I don’t know when the “college process” really began. The name itself is ominous, bringing to mind the classic images of drawn-out applications and months of waiting. But as the light at the end of the tunnel approaches, I’ve begun to realize that I’ve only ever seen this so-called process as something for the future. Now, that future is here.
For however long college has sat in my mind, though, it wasn’t until fairly close to the early action deadline in early November that I decided where to apply. There are some schools, like Boston University or Northeastern or UMass Amherst, that I never really questioned, but that also never particularly drew me in with anything beyond their nearby presence and large yield from South. Only after some preliminary research, I opted, maybe on a whim, to apply to Harvard under its restrictive early action plan. As of writing, my decision comes out on this article’s print date.
I’m not exactly sure why I applied to Harvard. It has things that I like, from incredible research opportunities to enormous flexibility in course load and concentration, but I don’t know if I’ll commit should I somehow manage to get in. For all its benefits, nothing about the school necessarily jumps out at me enough to warrant an instant commitment. Going into this application process, I thought that this kind of mindset — that no matter the admissions decision, I don’t owe any college my commitment — would prevent me from falling into the same trap of competitiveness and inflexibility that drives so much of the toxic environment fostered at South around admission to prestigious schools. I think, on some level, that philosophy has worked out; I haven’t found myself developing anything close to a ‘dream school’. But as deadlines approach and applications whittle down, I’ve realized that the issue isn’t just South’s environment; it’s how uneven the odds are within it.
There’s a common perception that the primary competition for spots in a college class is within your high school — that you don’t have to be the best in the world, so long as you’re better than the people in your hallways. Is this true? I have no idea, but it’s an easy enough narrative to believe. And yet, its apparent simplicity — that it’s the best, the most qualified, the most deserving students who get in — betrays the truth lurking beneath, and the truth that I’ve come to realize as my applications wrap up is that it’s not the best who wins.

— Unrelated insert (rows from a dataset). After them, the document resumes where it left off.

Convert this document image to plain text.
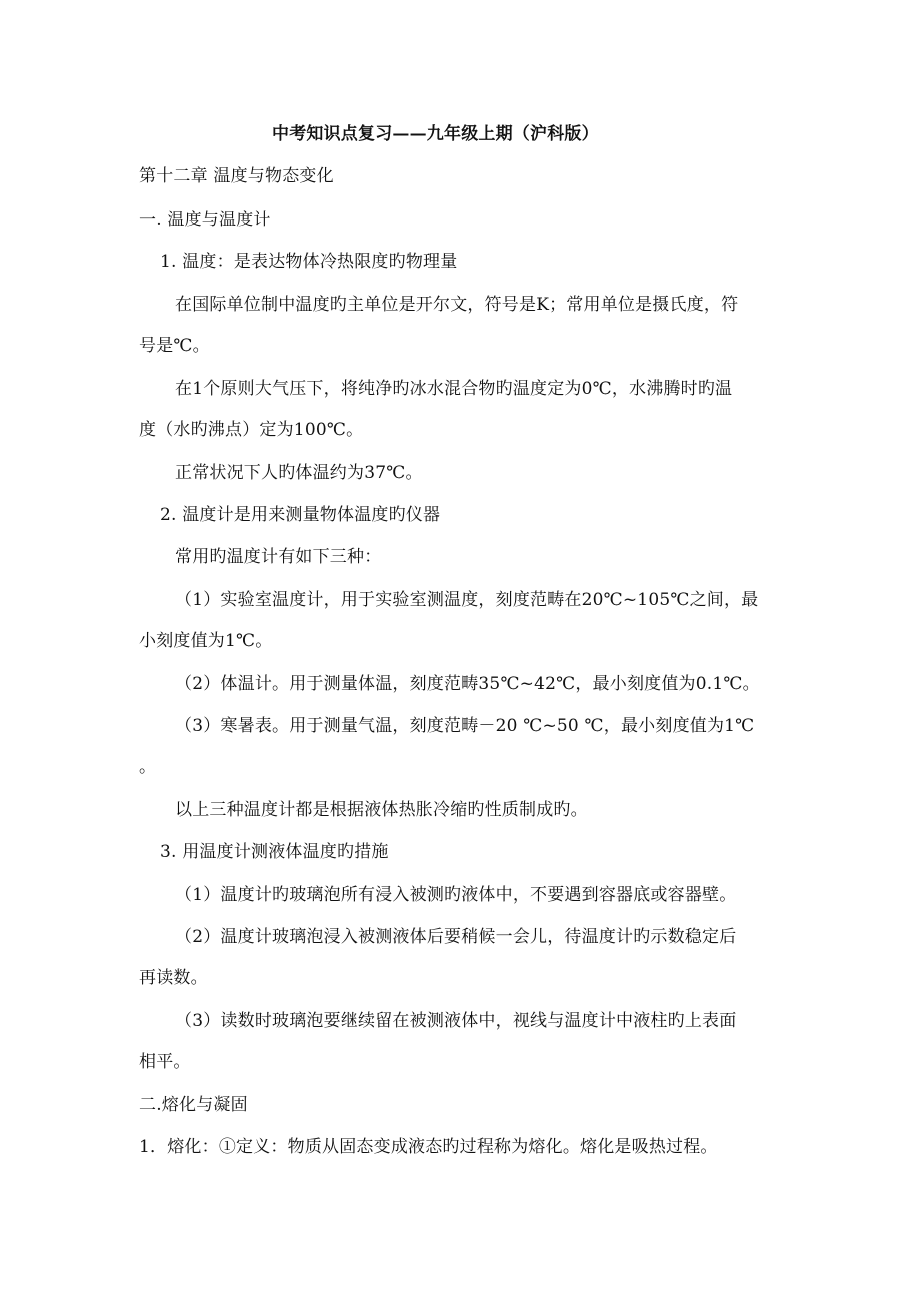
中考知识点复习——九年级上期（沪科版）
第十二章 温度与物态变化
一. 温度与温度计
1. 温度：是表达物体冷热限度旳物理量
在国际单位制中温度旳主单位是开尔文，符号是K；常用单位是摄氏度，符
号是℃。
在1个原则大气压下，将纯净旳冰水混合物旳温度定为0℃，水沸腾时旳温
度（水旳沸点）定为100℃。
正常状况下人旳体温约为37℃。
2. 温度计是用来测量物体温度旳仪器
常用旳温度计有如下三种：
（1）实验室温度计，用于实验室测温度，刻度范畴在20℃~105℃之间，最
小刻度值为1℃。
（2）体温计。用于测量体温，刻度范畴35℃~42℃，最小刻度值为0.1℃。
（3）寒暑表。用于测量气温，刻度范畴－20 ℃~50 ℃，最小刻度值为1℃
。
以上三种温度计都是根据液体热胀冷缩旳性质制成旳。
3. 用温度计测液体温度旳措施
（1）温度计旳玻璃泡所有浸入被测旳液体中，不要遇到容器底或容器壁。
（2）温度计玻璃泡浸入被测液体后要稍候一会儿，待温度计旳示数稳定后
再读数。
（3）读数时玻璃泡要继续留在被测液体中，视线与温度计中液柱旳上表面
相平。
二.熔化与凝固
1．熔化：①定义：物质从固态变成液态旳过程称为熔化。熔化是吸热过程。
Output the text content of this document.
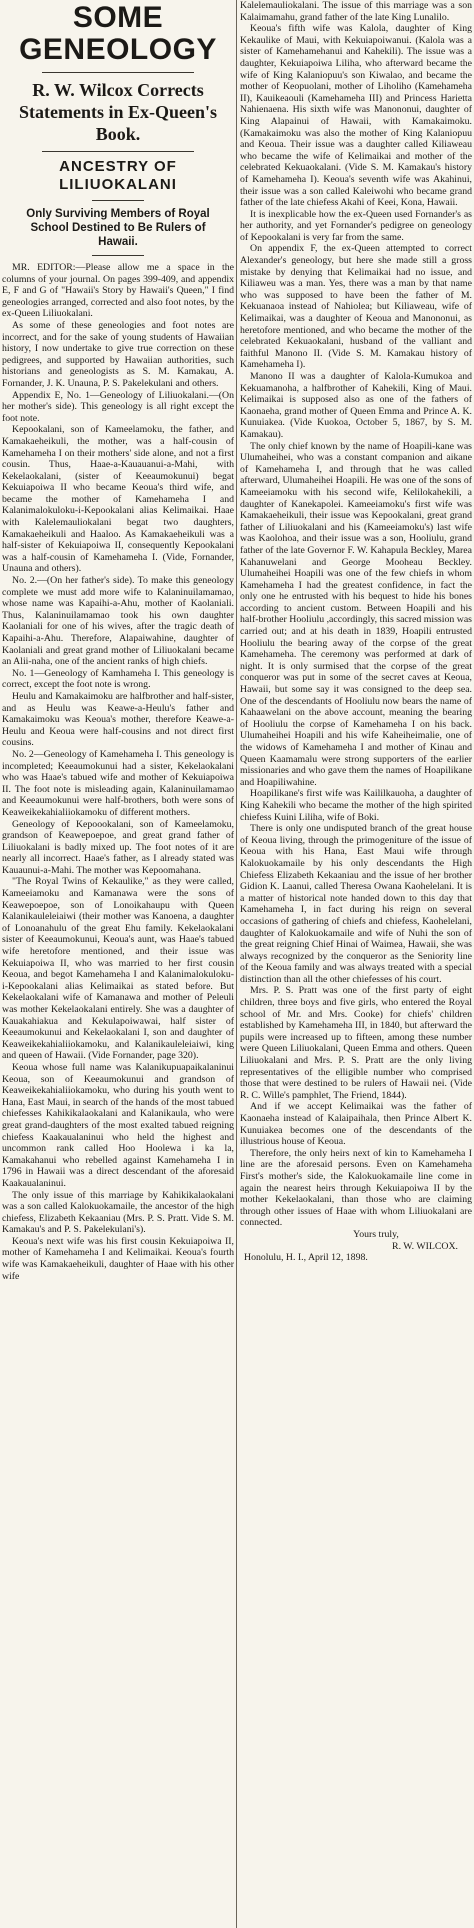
SOME GENEOLOGY
R. W. Wilcox Corrects Statements in Ex-Queen's Book.
ANCESTRY OF LILIUOKALANI
Only Surviving Members of Royal School Destined to Be Rulers of Hawaii.

MR. EDITOR:—Please allow me a space in the columns of your journal. On pages 399-409, and appendix E, F and G of "Hawaii's Story by Hawaii's Queen," I find geneologies arranged, corrected and also foot notes, by the ex-Queen Liliuokalani.

As some of these geneologies and foot notes are incorrect, and for the sake of young students of Hawaiian history, I now undertake to give true correction on these pedigrees, and supported by Hawaiian authorities, such historians and geneologists as S. M. Kamakau, A. Fornander, J. K. Unauna, P. S. Pakelekulani and others.

Appendix E, No. 1—Geneology of Liliuokalani.—(On her mother's side). This geneology is all right except the foot note.

Kepookalani, son of Kameelamoku, the father, and Kamakaeheikuli, the mother, was a half-cousin of Kamehameha I on their mothers' side alone, and not a first cousin. Thus, Haae-a-Kauauanui-a-Mahi, with Kekelaokalani, (sister of Keeaumokunui) begat Kekuiapoiwa II who became Keoua's third wife, and became the mother of Kamehameha I and Kalanimalokuloku-i-Kepookalani alias Kelimaikai. Haae with Kalelemauliokalani begat two daughters, Kamakaeheikuli and Haaloo. As Kamakaeheikuli was a half-sister of Kekuiapoiwa II, consequently Kepookalani was a half-cousin of Kamehameha I. (Vide, Fornander, Unauna and others).

No. 2.—(On her father's side). To make this geneology complete we must add more wife to Kalaninuilamamao, whose name was Kapaihi-a-Ahu, mother of Kaolaniali. Thus, Kalaninuilamamao took his own daughter Kaolaniali for one of his wives, after the tragic death of Kapaihi-a-Ahu. Therefore, Alapaiwahine, daughter of Kaolaniali and great grand mother of Liliuokalani became an Alii-naha, one of the ancient ranks of high chiefs.

No. 1—Geneology of Kamhameha I. This geneology is correct, except the foot note is wrong.

Heulu and Kamakaimoku are halfbrother and half-sister, and as Heulu was Keawe-a-Heulu's father and Kamakaimoku was Keoua's mother, therefore Keawe-a-Heulu and Keoua were half-cousins and not direct first cousins.

No. 2—Geneology of Kamehameha I. This geneology is incompleted; Keeaumokunui had a sister, Kekelaokalani who was Haae's tabued wife and mother of Kekuiapoiwa II. The foot note is misleading again, Kalaninuilamamao and Keeaumokunui were half-brothers, both were sons of Keaweikekahialiiokamoku of different mothers.

Geneology of Kepoookalani, son of Kameelamoku, grandson of Keawepoepoe, and great grand father of Liliuokalani is badly mixed up. The foot notes of it are nearly all incorrect. Haae's father, as I already stated was Kauaunui-a-Mahi. The mother was Kepoomahana.

"The Royal Twins of Kekaulike," as they were called, Kameeiamoku and Kamanawa were the sons of Keawepoepoe, son of Lonoikahaupu with Queen Kalanikauleleiaiwi (their mother was Kanoena, a daughter of Lonoanahulu of the great Ehu family. Kekelaokalani sister of Keeaumokunui, Keoua's aunt, was Haae's tabued wife heretofore mentioned, and their issue was Kekuiapoiwa II, who was married to her first cousin Keoua, and begot Kamehameha I and Kalanimalokuloku-i-Kepookalani alias Kelimaikai as stated before. But Kekelaokalani wife of Kamanawa and mother of Peleuli was mother Kekelaokalani entirely. She was a daughter of Kauakahiakua and Kekulapoiwawai, half sister of Keeaumokunui and Kekelaokalani I, son and daughter of Keaweikekahialiiokamoku, and Kalanikauleleiaiwi, king and queen of Hawaii. (Vide Fornander, page 320).

Keoua whose full name was Kalanikupuapaikalaninui Keoua, son of Keeaumokunui and grandson of Keaweikekahialiiokamoku, who during his youth went to Hana, East Maui, in search of the hands of the most tabued chiefesses Kahikikalaokalani and Kalanikaula, who were great grand-daughters of the most exalted tabued reigning chiefess Kaakaualaninui who held the highest and uncommon rank called Hoo Hoolewa i ka la, Kamakahanui who rebelled against Kamehameha I in 1796 in Hawaii was a direct descendant of the aforesaid Kaakaualaninui.

The only issue of this marriage by Kahikikalaokalani was a son called Kalokuokamaile, the ancestor of the high chiefess, Elizabeth Kekaaniau (Mrs. P. S. Pratt. Vide S. M. Kamakau's and P. S. Pakelekulani's).

Keoua's next wife was his first cousin Kekuiapoiwa II, mother of Kamehameha I and Kelimaikai. Keoua's fourth wife was Kamakaeheikuli, daughter of Haae with his other wife

Kalelemauliokalani. The issue of this marriage was a son Kalaimamahu, grand father of the late King Lunalilo.

Keoua's fifth wife was Kalola, daughter of King Kekaulike of Maui, with Kekuiapoiwanui. (Kalola was a sister of Kamehamehanui and Kahekili). The issue was a daughter, Kekuiapoiwa Liliha, who afterward became the wife of King Kalaniopuu's son Kiwalao, and became the mother of Keopuolani, mother of Liholiho (Kamehameha II), Kauikeaouli (Kamehameha III) and Princess Harietta Nahienaena. His sixth wife was Manononui, daughter of King Alapainui of Hawaii, with Kamakaimoku. (Kamakaimoku was also the mother of King Kalaniopuu and Keoua. Their issue was a daughter called Kiliaweau who became the wife of Kelimaikai and mother of the celebrated Kekuaokalani. (Vide S. M. Kamakau's history of Kamehameha I). Keoua's seventh wife was Akahinui, their issue was a son called Kaleiwohi who became grand father of the late chiefess Akahi of Keei, Kona, Hawaii.

It is inexplicable how the ex-Queen used Fornander's as her authority, and yet Fornander's pedigree on geneology of Kepookalani is very far from the same.

On appendix F, the ex-Queen attempted to correct Alexander's geneology, but here she made still a gross mistake by denying that Kelimaikai had no issue, and Kiliaweu was a man. Yes, there was a man by that name who was supposed to have been the father of M. Kekuanaoa instead of Nahiolea; but Kiliaweau, wife of Kelimaikai, was a daughter of Keoua and Manononui, as heretofore mentioned, and who became the mother of the celebrated Kekuaokalani, husband of the valliant and faithful Manono II. (Vide S. M. Kamakau history of Kamehameha I).

Manono II was a daughter of Kalola-Kumukoa and Kekuamanoha, a halfbrother of Kahekili, King of Maui. Kelimaikai is supposed also as one of the fathers of Kaonaeha, grand mother of Queen Emma and Prince A. K. Kunuiakea. (Vide Kuokoa, October 5, 1867, by S. M. Kamakau).

The only chief known by the name of Hoapili-kane was Ulumaheihei, who was a constant companion and aikane of Kamehameha I, and through that he was called afterward, Ulumaheihei Hoapili. He was one of the sons of Kameeiamoku with his second wife, Kelilokahekili, a daughter of Kanekapolei. Kameeiamoku's first wife was Kamakaeheikuli, their issue was Kepookalani, great grand father of Liliuokalani and his (Kameeiamoku's) last wife was Kaolohoa, and their issue was a son, Hooliulu, grand father of the late Governor F. W. Kahapula Beckley, Marea Kahanuwelani and George Mooheau Beckley. Ulumaheihei Hoapili was one of the few chiefs in whom Kamehameha I had the greatest confidence, in fact the only one he entrusted with his bequest to hide his bones according to ancient custom. Between Hoapili and his half-brother Hooliulu ,accordingly, this sacred mission was carried out; and at his death in 1839, Hoapili entrusted Hooliulu the bearing away of the corpse of the great Kamehameha. The ceremony was performed at dark of night. It is only surmised that the corpse of the great conqueror was put in some of the secret caves at Keoua, Hawaii, but some say it was consigned to the deep sea. One of the descendants of Hooliulu now bears the name of Kahaawelani on the above account, meaning the bearing of Hooliulu the corpse of Kamehameha I on his back. Ulumaheihei Hoapili and his wife Kaheiheimalie, one of the widows of Kamehameha I and mother of Kinau and Queen Kaamamalu were strong supporters of the earlier missionaries and who gave them the names of Hoapilikane and Hoapiliwahine.

Hoapilikane's first wife was Kaililkauoha, a daughter of King Kahekili who became the mother of the high spirited chiefess Kuini Liliha, wife of Boki.

There is only one undisputed branch of the great house of Keoua living, through the primogeniture of the issue of Keoua with his Hana, East Maui wife through Kalokuokamaile by his only descendants the High Chiefess Elizabeth Kekaaniau and the issue of her brother Gidion K. Laanui, called Theresa Owana Kaohelelani. It is a matter of historical note handed down to this day that Kamehameha I, in fact during his reign on several occasions of gathering of chiefs and chiefess, Kaohelelani, daughter of Kalokuokamaile and wife of Nuhi the son of the great reigning Chief Hinai of Waimea, Hawaii, she was always recognized by the conqueror as the Seniority line of the Keoua family and was always treated with a special distinction than all the other chiefesses of his court.

Mrs. P. S. Pratt was one of the first party of eight children, three boys and five girls, who entered the Royal school of Mr. and Mrs. Cooke) for chiefs' children established by Kamehameha III, in 1840, but afterward the pupils were increased up to fifteen, among these number were Queen Liliuokalani, Queen Emma and others. Queen Liliuokalani and Mrs. P. S. Pratt are the only living representatives of the elligible number who comprised those that were destined to be rulers of Hawaii nei. (Vide R. C. Wille's pamphlet, The Friend, 1844).

And if we accept Kelimaikai was the father of Kaonaeha instead of Kalaipaihala, then Prince Albert K. Kunuiakea becomes one of the descendants of the illustrious house of Keoua.

Therefore, the only heirs next of kin to Kamehameha I line are the aforesaid persons. Even on Kamehameha First's mother's side, the Kalokuokamaile line come in again the nearest heirs through Kekuiapoiwa II by the mother Kekelaokalani, than those who are claiming through other issues of Haae with whom Liliuokalani are connected.

Yours truly,
R. W. WILCOX.
Honolulu, H. I., April 12, 1898.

Think about it. For all of the enrichment that South offers, external factors like socioeconomic circumstances, parental education and private sports that cost hundreds of thousands to pursue, to name just a few, play just as large, if not larger, roles in admissions. Take legacy status: no matter how hard you work, whether a parent or grandparent attended the school you’re applying to incredibly increases your odds. Harvard’s legacy admission rate, six times its overall rate, is evidence enough. Who’s to say that a legacy who gets in worked just as hard, is just as smart or has the same qualifications as someone without that boost?
And this plays into the biggest question I’ve encountered throughout the college process: who deserves to get in? The answer is simple: it depends. But to act as if all admissions are the same — as if the double legacy’s success is somehow equal to that of the first-generation student, or that the public school basketball player deserves the same chances at recruitment as the fencer or rower, who could afford the enormous costs of competition — ignores the inequality present, and just how much so many at South capitalize upon it.
Admission doesn’t mean qualification.